‘Hack’ to school? Some districts seeing cyberattacks

Education

(NewsNation) — Back-to-school season is becoming a lucrative time for hackers.

A new joint cybersecurity advisory published this week is warning that schools, which often lack the resources to defend themselves, are being targeted with ransomware attacks, disrupting the entire education system for those districts hit.

In the alert, the FBI, Cybersecurity and Infrastructure Security Agency, and Multi-State Information Sharing and Analysis Center said cyber-attacks may increase as the 2022-2023 school year begins, as they’ve observed certain actors “disproportionately” targeting the education sector.

“K-12 institutions may be seen as particularly lucrative targets due to the amount of sensitive student data accessible through school systems or their managed service providers,” the alert said.

Impacts from these attacks include:

  • Restricted access to networks and data
  • Delayed exams
  • Canceled school days
  • Access to and theft of personal information regarding students and staff

The Cybersecurity and Infrastructure Security Agency said some attacks are being carried out by a ransomware group called “Vice Society.”

Vice Society, according to the alert, is an intrusion, exfiltration and extortion hacking group that first appeared in 2021.

Victims claimed by the group include the Elmbrook School District in Wisconsin and the Savannah College of Art and Design.

This report comes after the Los Angeles Unified School District identified itself as the target of a ransomware and cyberattack over the weekend.

Authorities have not said whether they believe Vice Society is involved in the Los Angeles attack.
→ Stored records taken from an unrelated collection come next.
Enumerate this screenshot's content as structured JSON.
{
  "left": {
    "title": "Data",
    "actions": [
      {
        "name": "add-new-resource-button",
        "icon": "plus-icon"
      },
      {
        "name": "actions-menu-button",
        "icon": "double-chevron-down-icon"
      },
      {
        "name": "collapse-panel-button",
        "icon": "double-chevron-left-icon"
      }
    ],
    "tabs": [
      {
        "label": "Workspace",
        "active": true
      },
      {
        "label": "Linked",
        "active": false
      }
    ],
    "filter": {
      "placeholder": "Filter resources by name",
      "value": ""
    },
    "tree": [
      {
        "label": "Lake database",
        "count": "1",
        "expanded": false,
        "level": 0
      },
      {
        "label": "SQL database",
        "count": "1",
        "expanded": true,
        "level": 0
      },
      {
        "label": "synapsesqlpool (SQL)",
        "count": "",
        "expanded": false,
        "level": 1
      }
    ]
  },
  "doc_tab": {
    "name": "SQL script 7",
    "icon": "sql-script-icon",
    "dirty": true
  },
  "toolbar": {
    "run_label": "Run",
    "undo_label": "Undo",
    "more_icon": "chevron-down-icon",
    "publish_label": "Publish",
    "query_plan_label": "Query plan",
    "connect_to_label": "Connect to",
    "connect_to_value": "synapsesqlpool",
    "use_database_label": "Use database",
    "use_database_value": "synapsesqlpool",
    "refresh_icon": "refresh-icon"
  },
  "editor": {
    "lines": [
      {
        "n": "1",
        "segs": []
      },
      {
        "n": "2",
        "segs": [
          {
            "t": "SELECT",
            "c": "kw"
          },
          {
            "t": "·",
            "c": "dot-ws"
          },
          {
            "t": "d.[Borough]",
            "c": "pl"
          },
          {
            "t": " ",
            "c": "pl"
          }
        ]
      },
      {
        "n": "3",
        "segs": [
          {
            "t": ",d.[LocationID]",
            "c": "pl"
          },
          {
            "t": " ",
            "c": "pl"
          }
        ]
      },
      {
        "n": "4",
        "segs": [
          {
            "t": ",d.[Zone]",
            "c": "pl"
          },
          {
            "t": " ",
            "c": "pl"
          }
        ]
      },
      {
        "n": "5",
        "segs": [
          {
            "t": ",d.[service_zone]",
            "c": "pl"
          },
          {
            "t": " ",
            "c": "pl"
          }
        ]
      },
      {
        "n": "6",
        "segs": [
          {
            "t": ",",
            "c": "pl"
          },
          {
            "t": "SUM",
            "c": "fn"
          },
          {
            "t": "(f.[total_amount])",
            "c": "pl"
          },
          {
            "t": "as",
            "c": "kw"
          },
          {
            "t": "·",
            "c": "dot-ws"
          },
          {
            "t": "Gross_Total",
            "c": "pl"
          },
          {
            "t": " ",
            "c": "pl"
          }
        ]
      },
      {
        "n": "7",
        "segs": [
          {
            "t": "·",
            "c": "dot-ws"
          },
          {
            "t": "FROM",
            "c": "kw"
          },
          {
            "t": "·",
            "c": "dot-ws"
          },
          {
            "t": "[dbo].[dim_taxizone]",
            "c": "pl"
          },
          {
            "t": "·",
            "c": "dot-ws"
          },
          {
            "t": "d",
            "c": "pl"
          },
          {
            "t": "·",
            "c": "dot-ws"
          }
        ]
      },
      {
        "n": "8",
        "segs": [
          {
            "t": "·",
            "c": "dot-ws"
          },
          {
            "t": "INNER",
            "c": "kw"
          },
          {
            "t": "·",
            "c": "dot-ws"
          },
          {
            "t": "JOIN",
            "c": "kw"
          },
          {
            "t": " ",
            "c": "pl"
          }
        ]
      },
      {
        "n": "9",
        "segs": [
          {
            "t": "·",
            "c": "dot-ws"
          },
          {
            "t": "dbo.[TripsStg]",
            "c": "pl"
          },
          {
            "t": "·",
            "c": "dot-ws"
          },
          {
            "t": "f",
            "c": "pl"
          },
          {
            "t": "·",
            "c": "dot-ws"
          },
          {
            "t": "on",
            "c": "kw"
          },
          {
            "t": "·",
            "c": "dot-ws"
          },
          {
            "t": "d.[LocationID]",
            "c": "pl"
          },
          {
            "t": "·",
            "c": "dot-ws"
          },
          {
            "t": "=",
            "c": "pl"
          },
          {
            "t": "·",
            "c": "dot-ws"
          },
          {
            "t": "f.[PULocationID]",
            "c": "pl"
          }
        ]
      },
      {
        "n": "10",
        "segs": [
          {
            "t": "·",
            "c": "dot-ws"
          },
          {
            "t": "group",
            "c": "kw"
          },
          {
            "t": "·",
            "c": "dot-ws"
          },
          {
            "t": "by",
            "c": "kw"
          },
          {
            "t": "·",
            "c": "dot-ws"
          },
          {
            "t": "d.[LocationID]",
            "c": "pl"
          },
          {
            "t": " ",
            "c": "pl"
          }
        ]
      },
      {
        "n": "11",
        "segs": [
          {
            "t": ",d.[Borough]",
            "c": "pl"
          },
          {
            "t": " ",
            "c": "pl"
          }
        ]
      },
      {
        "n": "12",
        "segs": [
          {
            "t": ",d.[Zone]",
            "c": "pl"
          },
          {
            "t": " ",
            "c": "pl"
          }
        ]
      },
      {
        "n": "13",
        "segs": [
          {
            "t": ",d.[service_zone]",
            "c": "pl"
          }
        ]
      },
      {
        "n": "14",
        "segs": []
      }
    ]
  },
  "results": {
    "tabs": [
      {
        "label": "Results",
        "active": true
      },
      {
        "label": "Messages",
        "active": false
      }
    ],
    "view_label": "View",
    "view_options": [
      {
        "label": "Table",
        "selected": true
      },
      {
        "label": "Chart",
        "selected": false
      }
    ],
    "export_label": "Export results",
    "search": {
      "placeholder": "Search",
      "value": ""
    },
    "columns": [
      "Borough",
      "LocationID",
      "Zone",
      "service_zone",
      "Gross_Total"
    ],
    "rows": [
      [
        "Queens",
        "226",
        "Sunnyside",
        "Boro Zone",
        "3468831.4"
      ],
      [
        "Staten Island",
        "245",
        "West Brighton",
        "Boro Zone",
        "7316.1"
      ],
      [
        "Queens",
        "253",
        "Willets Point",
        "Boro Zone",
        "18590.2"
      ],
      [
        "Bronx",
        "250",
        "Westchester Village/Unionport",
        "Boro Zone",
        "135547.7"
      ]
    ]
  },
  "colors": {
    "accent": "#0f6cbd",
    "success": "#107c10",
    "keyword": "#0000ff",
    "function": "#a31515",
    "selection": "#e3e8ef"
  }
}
It happened around 10:30 p.m. on Saturday night, when the second-largest school district in the U.S. detected “unusual activity” within its cyber systems, Superintendent Alberto Carvalho said.

The attack is believed to be “criminal in nature,” NewsNation local affiliate KTLA said, and targeted the district’s Information Technology infrastructure, including email, computer systems and applications.

Los Angeles Mayor Eric Garcetti said the city sees 1 billion — “that’s with a b, a billion attacks” — a month.

Problems with cyberattacks can be even more pronounced at smaller school districts.

For instance, in Mansfield, Texas, when the district was hit with an attack, teachers could not print out their classes’ homework, and students could not use their computers.

There are some steps people can take to protect themselves, according to the FBI:

  • Implement a recovery plan in case data does become compromised
  • Create and maintain an offline data backup
  • Protect data by using encryption
  • Review security risk of third-party vendors and outside software
  • Document and monitor external remote connections

The Associated Press contributed to this report.